This is peculiar to property and is a function of the fact banks offer 10X or more as much money on home loans as they do for investment loans . And this is very well known by the sheeple who see these borrowings as nothing more than "free money"

The simple thinking is "rates will always be less than 10% and whatever I pay will increase and 10% or more so even at max borrowings I cant lose".

Someone said to me yest if banks offered money like they did in our parents days (ie they would only lend you money if you had so much you didnt need it) property values would drop quickly to about 30% of where they are.


----------



## Mofra (11 September 2008)

It is an interesting concept, although the valuation calculations appear to be a broad stroke calculation that could be applied to almost any form of income-producing investment irrespective of asset class. 
Yields are traditionally lower in what are regarded as safer o) asset classes (be it bonds, equities or the different property markets) which is often cited as an explanation for commercial yields being higher then residential property yields.

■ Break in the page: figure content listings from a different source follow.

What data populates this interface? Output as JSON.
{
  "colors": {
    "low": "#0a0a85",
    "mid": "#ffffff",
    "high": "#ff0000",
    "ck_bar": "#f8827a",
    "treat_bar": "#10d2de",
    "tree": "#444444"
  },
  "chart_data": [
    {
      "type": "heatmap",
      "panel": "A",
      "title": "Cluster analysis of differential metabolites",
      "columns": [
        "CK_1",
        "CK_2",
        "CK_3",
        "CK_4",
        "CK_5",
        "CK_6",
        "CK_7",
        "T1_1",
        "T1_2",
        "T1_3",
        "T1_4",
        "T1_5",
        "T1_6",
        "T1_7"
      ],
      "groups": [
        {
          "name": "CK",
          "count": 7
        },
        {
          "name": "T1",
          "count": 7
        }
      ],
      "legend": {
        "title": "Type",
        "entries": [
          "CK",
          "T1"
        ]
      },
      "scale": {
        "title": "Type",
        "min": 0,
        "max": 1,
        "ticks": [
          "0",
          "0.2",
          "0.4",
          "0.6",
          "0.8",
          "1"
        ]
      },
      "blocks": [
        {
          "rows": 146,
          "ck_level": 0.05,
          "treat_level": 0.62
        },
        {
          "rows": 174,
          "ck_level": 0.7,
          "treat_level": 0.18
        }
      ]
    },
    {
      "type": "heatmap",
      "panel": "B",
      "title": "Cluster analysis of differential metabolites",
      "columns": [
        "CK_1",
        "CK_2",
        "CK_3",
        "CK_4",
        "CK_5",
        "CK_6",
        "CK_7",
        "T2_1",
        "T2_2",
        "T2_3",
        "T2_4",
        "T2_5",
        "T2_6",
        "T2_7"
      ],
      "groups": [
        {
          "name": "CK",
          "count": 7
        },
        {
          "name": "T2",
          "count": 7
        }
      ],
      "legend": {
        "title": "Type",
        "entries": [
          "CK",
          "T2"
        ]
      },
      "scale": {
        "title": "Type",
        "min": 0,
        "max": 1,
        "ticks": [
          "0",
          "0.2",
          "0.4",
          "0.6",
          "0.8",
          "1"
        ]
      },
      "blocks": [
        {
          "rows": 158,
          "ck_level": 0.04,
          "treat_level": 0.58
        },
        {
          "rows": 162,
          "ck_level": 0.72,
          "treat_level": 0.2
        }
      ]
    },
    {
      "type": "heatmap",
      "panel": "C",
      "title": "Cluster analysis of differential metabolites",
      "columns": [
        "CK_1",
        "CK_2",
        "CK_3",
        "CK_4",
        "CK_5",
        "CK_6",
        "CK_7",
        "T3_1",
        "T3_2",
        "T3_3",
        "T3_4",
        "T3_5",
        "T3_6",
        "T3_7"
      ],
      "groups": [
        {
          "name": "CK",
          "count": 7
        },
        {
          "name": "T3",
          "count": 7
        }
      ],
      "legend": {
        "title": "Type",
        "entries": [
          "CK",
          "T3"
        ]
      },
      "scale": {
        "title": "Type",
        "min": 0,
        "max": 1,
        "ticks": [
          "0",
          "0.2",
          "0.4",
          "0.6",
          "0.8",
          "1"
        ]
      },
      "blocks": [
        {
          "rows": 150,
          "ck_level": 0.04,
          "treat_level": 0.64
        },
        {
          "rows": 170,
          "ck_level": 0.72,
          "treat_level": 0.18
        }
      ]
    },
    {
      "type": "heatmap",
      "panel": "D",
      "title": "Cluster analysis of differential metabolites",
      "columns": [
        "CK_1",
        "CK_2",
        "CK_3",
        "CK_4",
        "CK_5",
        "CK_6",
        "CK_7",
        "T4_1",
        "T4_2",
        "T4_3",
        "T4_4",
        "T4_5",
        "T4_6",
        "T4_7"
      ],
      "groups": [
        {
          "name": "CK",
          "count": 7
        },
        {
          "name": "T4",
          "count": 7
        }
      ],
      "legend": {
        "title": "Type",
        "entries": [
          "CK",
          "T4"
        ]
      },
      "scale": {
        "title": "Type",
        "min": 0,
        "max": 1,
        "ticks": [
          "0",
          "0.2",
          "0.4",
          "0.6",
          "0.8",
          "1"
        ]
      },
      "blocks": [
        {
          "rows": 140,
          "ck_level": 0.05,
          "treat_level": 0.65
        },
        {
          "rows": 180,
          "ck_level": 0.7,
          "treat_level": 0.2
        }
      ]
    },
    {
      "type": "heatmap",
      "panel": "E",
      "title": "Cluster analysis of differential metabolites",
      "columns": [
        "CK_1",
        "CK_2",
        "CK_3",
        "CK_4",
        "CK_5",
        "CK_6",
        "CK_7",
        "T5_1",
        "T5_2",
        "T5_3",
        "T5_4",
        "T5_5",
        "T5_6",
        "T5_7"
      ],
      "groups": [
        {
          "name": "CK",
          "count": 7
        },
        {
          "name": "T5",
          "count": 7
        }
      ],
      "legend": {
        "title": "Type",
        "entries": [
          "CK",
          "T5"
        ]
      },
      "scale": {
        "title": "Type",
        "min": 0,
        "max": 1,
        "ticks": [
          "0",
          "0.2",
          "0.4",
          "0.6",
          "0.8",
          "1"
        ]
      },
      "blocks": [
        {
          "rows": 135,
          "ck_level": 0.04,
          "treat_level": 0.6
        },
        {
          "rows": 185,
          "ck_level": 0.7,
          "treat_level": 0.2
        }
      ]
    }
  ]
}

The only real problem with the valuation is that more claculations are required to calculate the true costs and advantages of holding - a commercial property may appear to be yielding much closer to ASX-type PERs however the ability to access cheaper credit is sacrificed in comparison to residential property (strangely not a factor for many property investors ), however the leases on commercial property are genreally longer, have more stringent exit conditions and are often supported by ratchet clauses that guarantee year on year yield increases in excess of CPI/market rates.


----------